Südwind! Seit wir vor zweieinhalb Wochen in Greifswald aufgebrochen sind, rede ich von Südwind. Südwind, der uns, wie im letzten Jahr, lässig die polnische Küste entlang segeln lässt. Südwind, der, weil er von Land kommt, keine große Welle entstehen lässt. So ein Südwind ist jetzt angesagt und es könnte alles so schön sein, wenn nicht die polnische Marine ausgerechnet diese Woche zu einer Übungswoche bestimmt und die beiden Militärgebiete, die direkt hinter Ustka beginnen und sich ca. 25 Seemeilen weit nach Westen erstrecken, für Fischerei und gewöhnliche Seefahrt geschlossen hätte. So segeln wir erst 12 Seemeilen nach Norden und biegen dann nach Westen ab und es kommt, wie schon auf dem Weg nach Ustka: Die Nacht über weht es mit angenehmer Stärke, in den Morgenstunden legt der Wind zu und Rith tobt im zweiten Reff annähernd mit Rumpfgeschwindigkeit über die Wellen (7 Knoten). Allerdings, und da profitieren wir dann doch vom Südwind, auf Halbwindkurs und bei einer moderat bleibenden Welle. Außerdem ist das Wetter schön. Also Schluss mit dem Meckern und den letzten langen Segeltag dieser Reise genießen.

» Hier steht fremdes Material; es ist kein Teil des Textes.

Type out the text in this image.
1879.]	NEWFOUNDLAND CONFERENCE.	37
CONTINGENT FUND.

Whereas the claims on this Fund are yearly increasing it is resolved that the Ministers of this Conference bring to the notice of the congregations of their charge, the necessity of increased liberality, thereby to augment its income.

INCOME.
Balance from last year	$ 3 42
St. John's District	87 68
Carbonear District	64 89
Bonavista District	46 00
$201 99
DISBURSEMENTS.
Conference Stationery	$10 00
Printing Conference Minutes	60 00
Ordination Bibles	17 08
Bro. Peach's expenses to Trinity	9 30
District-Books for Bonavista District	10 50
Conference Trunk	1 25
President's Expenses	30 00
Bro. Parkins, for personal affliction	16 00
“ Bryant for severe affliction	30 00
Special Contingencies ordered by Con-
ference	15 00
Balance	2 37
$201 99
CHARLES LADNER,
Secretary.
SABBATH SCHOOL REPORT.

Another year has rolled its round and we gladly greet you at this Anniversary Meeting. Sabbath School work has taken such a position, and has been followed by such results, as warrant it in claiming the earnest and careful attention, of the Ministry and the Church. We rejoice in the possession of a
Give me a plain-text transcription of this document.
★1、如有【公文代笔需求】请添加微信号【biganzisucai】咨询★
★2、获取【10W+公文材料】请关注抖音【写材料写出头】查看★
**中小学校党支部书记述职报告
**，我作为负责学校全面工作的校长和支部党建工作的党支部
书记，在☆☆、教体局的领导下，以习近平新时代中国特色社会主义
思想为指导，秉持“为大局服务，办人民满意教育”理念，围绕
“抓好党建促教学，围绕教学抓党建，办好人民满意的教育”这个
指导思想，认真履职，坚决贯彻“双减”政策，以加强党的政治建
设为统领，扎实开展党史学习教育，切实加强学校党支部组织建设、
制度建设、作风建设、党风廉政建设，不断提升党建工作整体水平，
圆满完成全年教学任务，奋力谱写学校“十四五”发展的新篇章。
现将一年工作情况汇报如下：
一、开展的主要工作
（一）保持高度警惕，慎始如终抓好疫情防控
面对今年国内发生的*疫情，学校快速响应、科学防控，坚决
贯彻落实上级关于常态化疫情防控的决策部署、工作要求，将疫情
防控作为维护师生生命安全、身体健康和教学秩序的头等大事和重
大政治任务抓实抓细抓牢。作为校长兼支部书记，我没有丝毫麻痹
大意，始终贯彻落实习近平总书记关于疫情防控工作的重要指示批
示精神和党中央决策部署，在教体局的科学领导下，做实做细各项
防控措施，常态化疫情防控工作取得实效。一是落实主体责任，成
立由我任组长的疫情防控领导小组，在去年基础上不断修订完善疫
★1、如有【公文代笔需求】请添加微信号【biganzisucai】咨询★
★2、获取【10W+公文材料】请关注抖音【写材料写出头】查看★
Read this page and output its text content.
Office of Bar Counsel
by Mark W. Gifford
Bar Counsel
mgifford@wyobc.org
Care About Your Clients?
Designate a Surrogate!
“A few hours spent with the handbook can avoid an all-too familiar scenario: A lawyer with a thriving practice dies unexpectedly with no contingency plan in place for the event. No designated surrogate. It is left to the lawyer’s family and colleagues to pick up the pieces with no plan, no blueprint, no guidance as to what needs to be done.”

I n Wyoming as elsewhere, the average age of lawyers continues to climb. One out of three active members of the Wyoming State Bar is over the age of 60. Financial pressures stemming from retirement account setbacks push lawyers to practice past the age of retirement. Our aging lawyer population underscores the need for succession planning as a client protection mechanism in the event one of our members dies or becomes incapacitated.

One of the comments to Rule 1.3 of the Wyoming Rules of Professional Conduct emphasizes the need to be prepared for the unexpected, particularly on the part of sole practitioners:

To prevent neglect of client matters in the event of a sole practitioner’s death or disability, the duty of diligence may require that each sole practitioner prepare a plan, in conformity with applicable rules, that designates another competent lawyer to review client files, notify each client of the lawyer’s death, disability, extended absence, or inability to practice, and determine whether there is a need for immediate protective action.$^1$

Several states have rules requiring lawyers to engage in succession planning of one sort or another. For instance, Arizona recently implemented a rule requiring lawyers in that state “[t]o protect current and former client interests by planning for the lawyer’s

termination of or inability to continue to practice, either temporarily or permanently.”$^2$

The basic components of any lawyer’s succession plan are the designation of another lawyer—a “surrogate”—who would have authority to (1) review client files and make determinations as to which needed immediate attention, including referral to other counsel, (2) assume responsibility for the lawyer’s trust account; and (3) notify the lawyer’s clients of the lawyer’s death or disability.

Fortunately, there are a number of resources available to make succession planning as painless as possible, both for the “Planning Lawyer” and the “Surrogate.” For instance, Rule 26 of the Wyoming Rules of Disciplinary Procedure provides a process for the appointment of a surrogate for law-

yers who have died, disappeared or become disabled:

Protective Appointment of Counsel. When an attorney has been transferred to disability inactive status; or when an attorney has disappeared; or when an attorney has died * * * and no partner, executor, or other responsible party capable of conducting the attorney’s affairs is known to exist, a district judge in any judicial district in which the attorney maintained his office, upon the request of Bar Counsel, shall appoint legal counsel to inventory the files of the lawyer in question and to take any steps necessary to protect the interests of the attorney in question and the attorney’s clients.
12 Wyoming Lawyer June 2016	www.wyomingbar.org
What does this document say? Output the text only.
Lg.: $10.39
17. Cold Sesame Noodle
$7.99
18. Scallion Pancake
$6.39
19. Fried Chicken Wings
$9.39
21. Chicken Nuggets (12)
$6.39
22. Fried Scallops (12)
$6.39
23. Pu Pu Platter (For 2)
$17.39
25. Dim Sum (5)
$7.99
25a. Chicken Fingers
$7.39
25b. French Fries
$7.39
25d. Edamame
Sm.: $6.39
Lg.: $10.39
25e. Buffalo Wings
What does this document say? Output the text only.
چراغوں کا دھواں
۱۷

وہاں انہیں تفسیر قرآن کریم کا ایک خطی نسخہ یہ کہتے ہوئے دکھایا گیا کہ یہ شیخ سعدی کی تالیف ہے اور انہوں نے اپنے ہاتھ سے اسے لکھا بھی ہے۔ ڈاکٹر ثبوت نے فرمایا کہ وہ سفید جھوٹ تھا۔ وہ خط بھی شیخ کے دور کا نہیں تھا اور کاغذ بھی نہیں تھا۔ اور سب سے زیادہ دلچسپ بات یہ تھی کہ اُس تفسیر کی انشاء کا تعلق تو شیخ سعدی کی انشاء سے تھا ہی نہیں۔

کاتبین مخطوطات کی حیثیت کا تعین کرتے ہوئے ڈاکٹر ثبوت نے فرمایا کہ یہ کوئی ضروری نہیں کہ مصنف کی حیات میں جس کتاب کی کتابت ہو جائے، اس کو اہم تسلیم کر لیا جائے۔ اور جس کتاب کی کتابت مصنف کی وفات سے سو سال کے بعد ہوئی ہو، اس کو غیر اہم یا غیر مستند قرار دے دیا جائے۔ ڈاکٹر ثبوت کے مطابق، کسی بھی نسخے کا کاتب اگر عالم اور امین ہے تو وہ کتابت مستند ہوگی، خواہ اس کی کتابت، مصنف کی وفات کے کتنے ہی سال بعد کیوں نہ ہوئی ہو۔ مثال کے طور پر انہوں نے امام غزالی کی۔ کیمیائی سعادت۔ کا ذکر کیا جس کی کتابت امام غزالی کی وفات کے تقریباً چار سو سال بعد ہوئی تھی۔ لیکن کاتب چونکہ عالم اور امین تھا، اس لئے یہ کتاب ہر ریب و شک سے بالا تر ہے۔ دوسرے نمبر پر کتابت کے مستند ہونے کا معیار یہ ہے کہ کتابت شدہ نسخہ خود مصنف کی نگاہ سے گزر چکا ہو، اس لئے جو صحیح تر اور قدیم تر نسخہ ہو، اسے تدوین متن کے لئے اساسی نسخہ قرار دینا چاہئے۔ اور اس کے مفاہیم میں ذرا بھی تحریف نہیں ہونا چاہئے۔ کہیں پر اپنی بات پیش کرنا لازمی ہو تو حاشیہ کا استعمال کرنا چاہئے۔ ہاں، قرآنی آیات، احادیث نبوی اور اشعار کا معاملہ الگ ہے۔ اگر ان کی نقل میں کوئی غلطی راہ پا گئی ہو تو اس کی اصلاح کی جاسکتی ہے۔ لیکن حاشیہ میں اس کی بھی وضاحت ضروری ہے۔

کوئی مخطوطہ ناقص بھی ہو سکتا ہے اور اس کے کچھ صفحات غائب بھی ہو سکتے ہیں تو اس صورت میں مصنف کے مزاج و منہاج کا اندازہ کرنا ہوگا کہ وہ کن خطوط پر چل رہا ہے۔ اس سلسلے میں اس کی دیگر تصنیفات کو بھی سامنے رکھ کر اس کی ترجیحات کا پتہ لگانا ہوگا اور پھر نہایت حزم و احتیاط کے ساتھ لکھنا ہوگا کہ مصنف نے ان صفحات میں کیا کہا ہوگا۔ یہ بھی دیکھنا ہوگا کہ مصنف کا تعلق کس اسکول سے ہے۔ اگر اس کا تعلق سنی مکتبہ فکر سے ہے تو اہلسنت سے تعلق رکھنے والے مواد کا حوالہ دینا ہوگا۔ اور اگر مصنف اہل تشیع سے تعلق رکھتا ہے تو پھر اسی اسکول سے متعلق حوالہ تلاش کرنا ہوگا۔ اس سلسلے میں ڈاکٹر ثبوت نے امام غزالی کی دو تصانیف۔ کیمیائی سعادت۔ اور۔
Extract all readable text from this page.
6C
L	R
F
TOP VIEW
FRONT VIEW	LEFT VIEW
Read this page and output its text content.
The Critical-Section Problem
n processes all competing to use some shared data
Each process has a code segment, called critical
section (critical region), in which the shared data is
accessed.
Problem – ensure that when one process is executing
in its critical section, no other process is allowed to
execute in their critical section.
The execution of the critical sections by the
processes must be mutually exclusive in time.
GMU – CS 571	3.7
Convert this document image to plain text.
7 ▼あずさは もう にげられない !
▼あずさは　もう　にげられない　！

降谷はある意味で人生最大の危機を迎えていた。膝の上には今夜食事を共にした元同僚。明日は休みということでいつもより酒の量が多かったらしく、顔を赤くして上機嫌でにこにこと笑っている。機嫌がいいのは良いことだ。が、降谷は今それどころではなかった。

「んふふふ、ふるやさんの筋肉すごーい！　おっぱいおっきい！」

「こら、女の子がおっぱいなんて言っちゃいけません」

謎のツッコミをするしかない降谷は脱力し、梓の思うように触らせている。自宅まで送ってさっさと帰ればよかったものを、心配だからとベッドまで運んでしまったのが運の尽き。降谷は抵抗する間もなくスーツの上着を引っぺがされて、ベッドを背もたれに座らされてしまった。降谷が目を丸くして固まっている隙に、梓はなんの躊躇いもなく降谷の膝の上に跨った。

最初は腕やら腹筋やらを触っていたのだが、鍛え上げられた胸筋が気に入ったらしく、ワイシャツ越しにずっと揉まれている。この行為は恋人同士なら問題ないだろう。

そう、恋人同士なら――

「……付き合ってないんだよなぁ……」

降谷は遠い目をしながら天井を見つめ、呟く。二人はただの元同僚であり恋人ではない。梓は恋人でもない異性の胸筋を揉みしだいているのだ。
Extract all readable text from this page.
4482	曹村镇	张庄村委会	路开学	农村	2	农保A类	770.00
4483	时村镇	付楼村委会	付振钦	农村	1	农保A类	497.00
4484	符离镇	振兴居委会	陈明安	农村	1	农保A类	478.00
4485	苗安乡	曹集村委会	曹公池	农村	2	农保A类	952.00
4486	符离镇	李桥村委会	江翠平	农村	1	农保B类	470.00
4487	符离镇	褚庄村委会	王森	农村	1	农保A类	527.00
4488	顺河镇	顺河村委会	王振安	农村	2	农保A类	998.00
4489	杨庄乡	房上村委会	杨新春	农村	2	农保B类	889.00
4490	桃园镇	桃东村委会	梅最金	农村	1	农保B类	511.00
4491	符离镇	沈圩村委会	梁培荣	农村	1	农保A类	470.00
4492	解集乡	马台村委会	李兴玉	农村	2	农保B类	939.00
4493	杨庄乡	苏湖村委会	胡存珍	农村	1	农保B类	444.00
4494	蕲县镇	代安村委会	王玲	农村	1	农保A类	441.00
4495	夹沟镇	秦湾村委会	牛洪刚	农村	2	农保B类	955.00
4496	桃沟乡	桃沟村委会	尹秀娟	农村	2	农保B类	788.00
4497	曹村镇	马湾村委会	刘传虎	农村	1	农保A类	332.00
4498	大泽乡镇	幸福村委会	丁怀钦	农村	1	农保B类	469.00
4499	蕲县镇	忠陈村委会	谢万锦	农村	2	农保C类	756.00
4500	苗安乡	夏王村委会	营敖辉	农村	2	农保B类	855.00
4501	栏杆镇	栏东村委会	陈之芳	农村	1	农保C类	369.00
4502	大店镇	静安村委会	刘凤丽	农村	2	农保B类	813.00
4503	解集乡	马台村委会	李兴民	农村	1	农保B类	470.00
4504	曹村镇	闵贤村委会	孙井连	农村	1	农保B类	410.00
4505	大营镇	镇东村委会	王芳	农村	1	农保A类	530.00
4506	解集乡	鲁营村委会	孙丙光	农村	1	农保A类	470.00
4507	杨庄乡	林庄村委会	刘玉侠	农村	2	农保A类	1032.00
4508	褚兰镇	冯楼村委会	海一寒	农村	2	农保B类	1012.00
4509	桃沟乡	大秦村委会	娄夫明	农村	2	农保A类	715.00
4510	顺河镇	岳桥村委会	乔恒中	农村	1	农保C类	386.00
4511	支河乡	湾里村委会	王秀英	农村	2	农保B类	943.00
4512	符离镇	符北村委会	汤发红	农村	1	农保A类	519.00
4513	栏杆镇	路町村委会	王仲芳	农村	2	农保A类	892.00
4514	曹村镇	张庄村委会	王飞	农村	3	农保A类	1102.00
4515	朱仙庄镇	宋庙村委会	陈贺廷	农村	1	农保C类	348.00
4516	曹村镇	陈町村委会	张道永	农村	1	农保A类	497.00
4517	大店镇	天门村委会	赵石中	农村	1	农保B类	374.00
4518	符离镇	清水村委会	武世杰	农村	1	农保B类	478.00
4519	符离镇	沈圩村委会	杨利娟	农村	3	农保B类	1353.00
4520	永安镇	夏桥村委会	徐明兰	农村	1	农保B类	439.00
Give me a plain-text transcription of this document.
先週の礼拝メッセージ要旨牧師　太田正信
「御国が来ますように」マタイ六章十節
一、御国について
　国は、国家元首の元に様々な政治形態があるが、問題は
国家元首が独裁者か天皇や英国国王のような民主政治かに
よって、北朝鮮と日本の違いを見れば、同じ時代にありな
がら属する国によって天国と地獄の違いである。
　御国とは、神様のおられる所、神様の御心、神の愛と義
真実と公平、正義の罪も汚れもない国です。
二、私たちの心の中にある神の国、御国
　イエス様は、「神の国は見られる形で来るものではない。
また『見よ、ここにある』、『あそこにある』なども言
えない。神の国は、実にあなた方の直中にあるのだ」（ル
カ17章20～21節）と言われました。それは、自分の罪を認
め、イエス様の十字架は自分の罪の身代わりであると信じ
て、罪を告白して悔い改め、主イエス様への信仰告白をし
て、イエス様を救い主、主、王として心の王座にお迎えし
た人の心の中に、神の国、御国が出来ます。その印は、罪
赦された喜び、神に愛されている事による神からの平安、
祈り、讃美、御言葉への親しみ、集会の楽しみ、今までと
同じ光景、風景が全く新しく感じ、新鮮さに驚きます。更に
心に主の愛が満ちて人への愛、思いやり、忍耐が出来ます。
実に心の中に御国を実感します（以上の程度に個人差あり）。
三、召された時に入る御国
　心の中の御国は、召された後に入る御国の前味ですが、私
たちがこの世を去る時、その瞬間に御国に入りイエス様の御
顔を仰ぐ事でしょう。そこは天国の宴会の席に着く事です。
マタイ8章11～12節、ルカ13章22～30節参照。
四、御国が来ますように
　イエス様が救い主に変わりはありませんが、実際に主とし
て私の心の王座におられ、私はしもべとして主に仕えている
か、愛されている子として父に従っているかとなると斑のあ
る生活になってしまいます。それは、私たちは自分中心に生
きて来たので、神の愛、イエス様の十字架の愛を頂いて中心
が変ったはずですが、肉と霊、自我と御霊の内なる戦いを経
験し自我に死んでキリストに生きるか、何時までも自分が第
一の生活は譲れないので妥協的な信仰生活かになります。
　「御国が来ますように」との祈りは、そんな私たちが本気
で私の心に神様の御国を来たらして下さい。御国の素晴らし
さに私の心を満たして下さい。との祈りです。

Im Greifswalder Bodden dann Flaute. Spiegelglatt und ein bisschen überirdisch strahlt unsere zweite Segelheimat uns entgegen. Und wir haben Zeit uns der Stimmung hinzugeben. Keine Brückenöffnung in Wieck, die wir heute noch erreichen wollen, der Ankerplatz kann warten, so schnell muss die letzte Fahrt noch nicht zu Ende gehen. Dunkelheit? Kann uns alte Nachtsegler doch nicht mehr schrecken. Wir kennen doch hier alles, sind hier schon viele Male kreuz und quer gesegelt. Denken wir. Aber da lauert ein Zauber, der alles so seltsam verwandelt, wenn das Tageslicht auf und davon ist. „Ist das jetzt die Ecke, wo immer die Kitesurfer sind?“ „Da vorne steht die Plattform.“ „Das kann nicht sein, so weit sind wir noch nicht.“ „Wieso wird es hier flach, das dürfte doch noch nicht sein?“… Zum Glück ist es eine ziemlich klare Nacht und zum Glück haben weise Menschen, erfahren im Umgang mit nächtlichem Zauber, beleuchtete Seezeichen entwickelt, die uns sicher an den Ankerplatz geleiten.
Seit gut 30 Stunden sind wir unterwegs. Jetzt lassen wir uns noch ein mitternächtliches Mahl schmecken und sinken redlich müde in die Kojen.